📥 Loading Data from CSV in Neo4j

LOAD CSV lets you import external CSV files into Neo4j and turn them into nodes and relationships.

1. Basic Syntax


LOAD CSV FROM 'file:///filename.csv' AS row
RETURN row

file:/// → means file should be in Neo4j’s import directory (default: <neo4j_home>/import).
row → each row of the CSV is returned as a list of strings.

2. Example CSV

📄 users.csv


id,name,age
1,Alice,30
2,Bob,25
3,Charlie,35

3. Load and Create Nodes


LOAD CSV WITH HEADERS FROM 'file:///users.csv' AS row
CREATE (:User {id: toInteger(row.id), name: row.name, age: toInteger(row.age)});

✅ Creates 3 User nodes:


(:User {id: 1, name: "Alice", age: 30})
(:User {id: 2, name: "Bob", age: 25})
(:User {id: 3, name: "Charlie", age: 35})

4. Load Relationships

📄 friends.csv


from,to
1,2
2,3
1,3

Query:


LOAD CSV WITH HEADERS FROM 'file:///friends.csv' AS row
MATCH (u1:User {id: toInteger(row.from)})
MATCH (u2:User {id: toInteger(row.to)})
CREATE (u1)-[:FRIEND_WITH]->(u2);

✅ Creates relationships:


(Alice)-[:FRIEND_WITH]->(Bob)
(Bob)-[:FRIEND_WITH]->(Charlie)
(Alice)-[:FRIEND_WITH]->(Charlie)

5. MERGE Instead of CREATE (avoid duplicates)

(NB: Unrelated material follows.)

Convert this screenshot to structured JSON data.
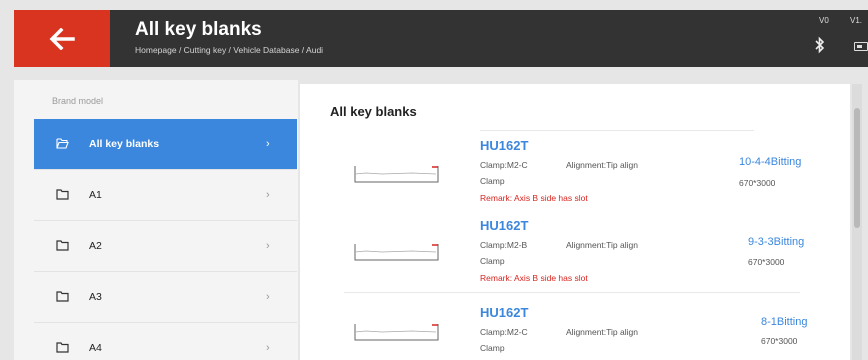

LOAD CSV WITH HEADERS FROM 'file:///users.csv' AS row
MERGE (u:User {id: toInteger(row.id)})
SET u.name = row.name, u.age = toInteger(row.age);

👉 Ensures nodes are not duplicated if the CSV is loaded again.

6. Handling Large CSVs

Use USING PERIODIC COMMIT to commit in batches:


USING PERIODIC COMMIT 1000
LOAD CSV WITH HEADERS FROM 'file:///bigfile.csv' AS row
...

This commits every 1000 rows → prevents memory issues.

7. Extra Tricks

Skip empty values:


WHERE row.name IS NOT NULL

Split list values from CSV:


SET u.skills = split(row.skills, ";")

(CSV: "Python;Neo4j;SQL" → stored as ["Python","Neo4j","SQL"])

⚡ Summary

LOAD CSV FROM ... AS row → read file.
Use WITH HEADERS if CSV has headers.
Convert data types using toInteger(), toFloat().
Use MERGE (not CREATE) to prevent duplicates.
For large imports → USING PERIODIC COMMIT.

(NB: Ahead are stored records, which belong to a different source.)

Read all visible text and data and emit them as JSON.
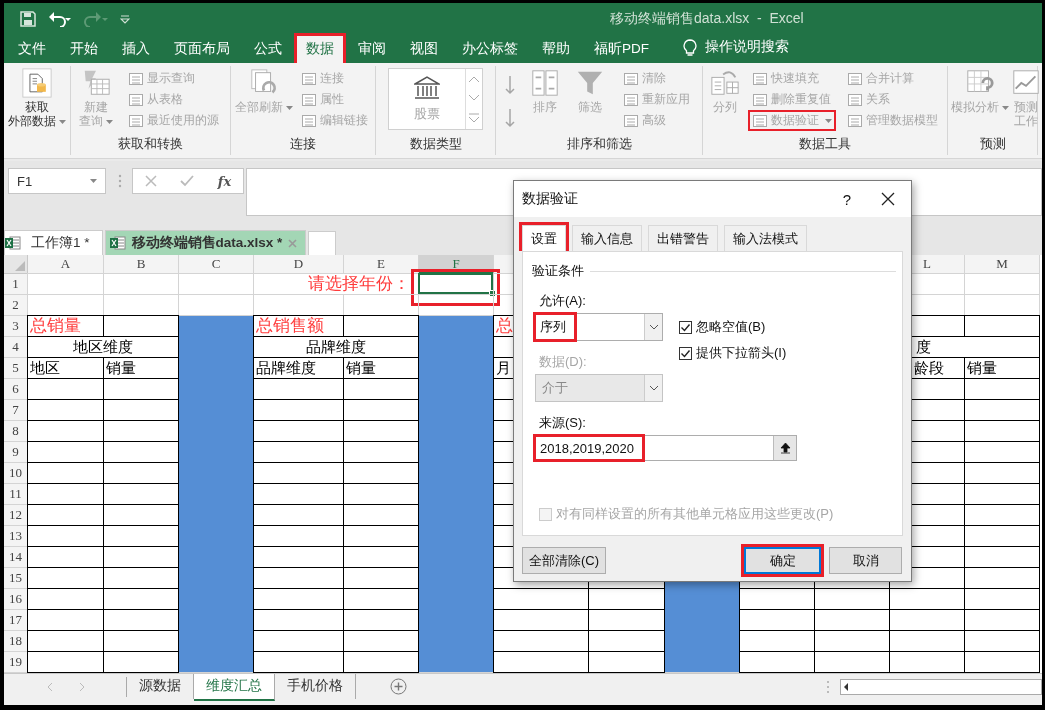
{
  "window": {
    "title": "移动终端销售data.xlsx  -  Excel"
  },
  "ribbon_tabs": [
    {
      "label": "文件",
      "selected": false,
      "highlighted": false
    },
    {
      "label": "开始",
      "selected": false,
      "highlighted": false
    },
    {
      "label": "插入",
      "selected": false,
      "highlighted": false
    },
    {
      "label": "页面布局",
      "selected": false,
      "highlighted": false
    },
    {
      "label": "公式",
      "selected": false,
      "highlighted": false
    },
    {
      "label": "数据",
      "selected": true,
      "highlighted": true
    },
    {
      "label": "审阅",
      "selected": false,
      "highlighted": false
    },
    {
      "label": "视图",
      "selected": false,
      "highlighted": false
    },
    {
      "label": "办公标签",
      "selected": false,
      "highlighted": false
    },
    {
      "label": "帮助",
      "selected": false,
      "highlighted": false
    },
    {
      "label": "福昕PDF",
      "selected": false,
      "highlighted": false
    }
  ],
  "tell_me": "操作说明搜索",
  "ribbon": {
    "groups": [
      {
        "items": [
          {
            "label": [
              "获取",
              "外部数据"
            ],
            "kind": "large",
            "disabled": false,
            "dropdown": true
          }
        ]
      },
      {
        "label": "获取和转换",
        "items": [
          {
            "label": [
              "新建",
              "查询"
            ],
            "kind": "large",
            "disabled": true,
            "dropdown": true
          },
          {
            "label": "显示查询",
            "kind": "small",
            "disabled": true
          },
          {
            "label": "从表格",
            "kind": "small",
            "disabled": true
          },
          {
            "label": "最近使用的源",
            "kind": "small",
            "disabled": true
          }
        ]
      },
      {
        "label": "连接",
        "items": [
          {
            "label": [
              "全部刷新"
            ],
            "kind": "large",
            "disabled": true,
            "dropdown": true
          },
          {
            "label": "连接",
            "kind": "small",
            "disabled": true
          },
          {
            "label": "属性",
            "kind": "small",
            "disabled": true
          },
          {
            "label": "编辑链接",
            "kind": "small",
            "disabled": true
          }
        ]
      },
      {
        "label": "数据类型",
        "items": [
          {
            "label": "股票",
            "kind": "gallery",
            "disabled": true
          }
        ]
      },
      {
        "label": "排序和筛选",
        "items": [
          {
            "kind": "sort_pair",
            "disabled": true
          },
          {
            "label": [
              "排序"
            ],
            "kind": "large",
            "disabled": true
          },
          {
            "label": [
              "筛选"
            ],
            "kind": "large",
            "disabled": true
          },
          {
            "label": "清除",
            "kind": "small",
            "disabled": true
          },
          {
            "label": "重新应用",
            "kind": "small",
            "disabled": true
          },
          {
            "label": "高级",
            "kind": "small",
            "disabled": true
          }
        ]
      },
      {
        "label": "数据工具",
        "items": [
          {
            "label": [
              "分列"
            ],
            "kind": "large",
            "disabled": true
          },
          {
            "label": "快速填充",
            "kind": "small",
            "disabled": true
          },
          {
            "label": "删除重复值",
            "kind": "small",
            "disabled": true
          },
          {
            "label": "数据验证",
            "kind": "small",
            "disabled": true,
            "dropdown": true,
            "highlighted": true
          },
          {
            "label": "合并计算",
            "kind": "small",
            "disabled": true
          },
          {
            "label": "关系",
            "kind": "small",
            "disabled": true
          },
          {
            "label": "管理数据模型",
            "kind": "small",
            "disabled": true
          }
        ]
      },
      {
        "label": "预测",
        "items": [
          {
            "label": [
              "模拟分析"
            ],
            "kind": "large",
            "disabled": true,
            "dropdown": true
          },
          {
            "label": [
              "预测",
              "工作"
            ],
            "kind": "large",
            "disabled": true
          }
        ]
      }
    ]
  },
  "formula_bar": {
    "name_box": "F1",
    "function_label": "fx"
  },
  "workbook_tabs": [
    {
      "label": "工作簿1 *",
      "selected": false
    },
    {
      "label": "移动终端销售data.xlsx *",
      "selected": true
    }
  ],
  "sheet": {
    "columns": [
      {
        "label": "A"
      },
      {
        "label": "B"
      },
      {
        "label": "C",
        "color": "#558ed5"
      },
      {
        "label": "D"
      },
      {
        "label": "E"
      },
      {
        "label": "F",
        "color": "#558ed5"
      },
      {},
      {},
      {
        "color": "#558ed5"
      },
      {},
      {},
      {
        "label": "L"
      },
      {
        "label": "M"
      }
    ],
    "rows": [
      "1",
      "2",
      "3",
      "4",
      "5",
      "6",
      "7",
      "8",
      "9",
      "10",
      "11",
      "12",
      "13",
      "14",
      "15",
      "16",
      "17",
      "18",
      "19"
    ],
    "prompt": {
      "label": "请选择年份：",
      "input_selected": true,
      "highlighted": true
    },
    "blocks": [
      {
        "title": "总销量",
        "group": "地区维度",
        "headers": [
          "地区",
          "销量"
        ],
        "covered_left": false
      },
      {
        "title": "总销售额",
        "group": "品牌维度",
        "headers": [
          "品牌维度",
          "销量"
        ],
        "covered_left": false
      },
      {
        "title": "总",
        "headers": [
          "月"
        ],
        "covered_left": false
      },
      {
        "group": "度",
        "headers": [
          "龄段",
          "销量"
        ],
        "covered_left": true
      }
    ]
  },
  "dialog": {
    "title": "数据验证",
    "help": "?",
    "tabs": [
      {
        "label": "设置",
        "selected": true,
        "highlighted": true
      },
      {
        "label": "输入信息",
        "selected": false,
        "highlighted": false
      },
      {
        "label": "出错警告",
        "selected": false,
        "highlighted": false
      },
      {
        "label": "输入法模式",
        "selected": false,
        "highlighted": false
      }
    ],
    "section": "验证条件",
    "allow": {
      "label": "允许(A):",
      "value": "序列",
      "highlighted": true
    },
    "options": [
      {
        "label": "忽略空值(B)",
        "checked": true
      },
      {
        "label": "提供下拉箭头(I)",
        "checked": true
      }
    ],
    "data": {
      "label": "数据(D):",
      "value": "介于",
      "disabled": true
    },
    "source": {
      "label": "来源(S):",
      "value": "2018,2019,2020",
      "highlighted": true
    },
    "apply_all": {
      "label": "对有同样设置的所有其他单元格应用这些更改(P)",
      "checked": false,
      "disabled": true
    },
    "buttons": [
      {
        "label": "全部清除(C)",
        "kind": "clear",
        "highlighted": false
      },
      {
        "label": "确定",
        "kind": "ok",
        "highlighted": true
      },
      {
        "label": "取消",
        "kind": "cancel",
        "highlighted": false
      }
    ]
  },
  "sheet_tabs": [
    {
      "label": "源数据",
      "selected": false
    },
    {
      "label": "维度汇总",
      "selected": true
    },
    {
      "label": "手机价格",
      "selected": false
    }
  ]
}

📥 Importing JSON / APIs into Neo4j

1. Using APOC Procedures (`apoc.load.json`)

👉 APOC (Awesome Procedures on Cypher) is an extension library for Neo4j.
It adds support for loading JSON directly from files or APIs.

Example JSON file

📄 users.json


[
  { "id": 1, "name": "Alice", "age": 30 },
  { "id": 2, "name": "Bob", "age": 25 }
]

Load JSON from file


CALL apoc.load.json("file:///users.json") YIELD value
CREATE (:User {id: value.id, name: value.name, age: value.age});

✅ Creates nodes:


(:User {id: 1, name: "Alice", age: 30})
(:User {id: 2, name: "Bob", age: 25})

2. Import from a REST API

If the API returns JSON, you can fetch it directly:


CALL apoc.load.json("https://jsonplaceholder.typicode.com/users") YIELD value
CREATE (:User {id: value.id, name: value.name, email: value.email});

✅ Imports users from a public API.

3. Handling Nested JSON

📄 Example JSON:


{
  "id": 1,
  "name": "Alice",
  "projects": [
    {"title": "Graph DB", "year": 2023},
    {"title": "AI System", "year": 2024}
  ]
}

Cypher:


CALL apoc.load.json("file:///user_projects.json") YIELD value
MERGE (u:User {id: value.id})
SET u.name = value.name
UNWIND value.projects AS proj
MERGE (p:Project {title: proj.title})
MERGE (u)-[:WORKS_ON {year: proj.year}]->(p);

✅ Creates:


(Alice)-[:WORKS_ON {year:2023}]->(Graph DB)
(Alice)-[:WORKS_ON {year:2024}]->(AI System)

4. JSON from Parameters

You can also pass JSON into a query as a parameter (e.g., from a Python/Java app):


WITH $json AS data
UNWIND data AS row
CREATE (:User {id: row.id, name: row.name, age: row.age});

And from your driver (Python example):


session.run("""
WITH $json AS data
UNWIND data AS row
CREATE (:User {id: row.id, name: row.name, age: row.age})
""", json=[{"id":1,"name":"Alice","age":30},{"id":2,"name":"Bob","age":25}])

5. Best Practices

Use MERGE instead of CREATE for re-runs.
Use UNWIND to handle arrays.
For huge JSON → break into chunks before loading.
Secure API calls → pass headers (APOC supports this: apoc.load.jsonParams).

✅ Summary

CSV → LOAD CSV
JSON/API → apoc.load.json or apoc.load.jsonParams
Nested JSON → UNWIND arrays and create relationships
From code → pass JSON params into Cypher

📦 Bulk Imports with `neo4j-admin import`

1. When to use

Fresh database (not an existing one).
Loading very large datasets.
Input data is available in CSV format.
❌ Cannot be run on an active running database.

2. Basic Command


neo4j-admin import \
  --database=graph.db \
  --nodes=import/users.csv \
  --nodes=import/projects.csv \
  --relationships=import/works_on.csv

✅ This creates a new database named graph.db with data from CSV files.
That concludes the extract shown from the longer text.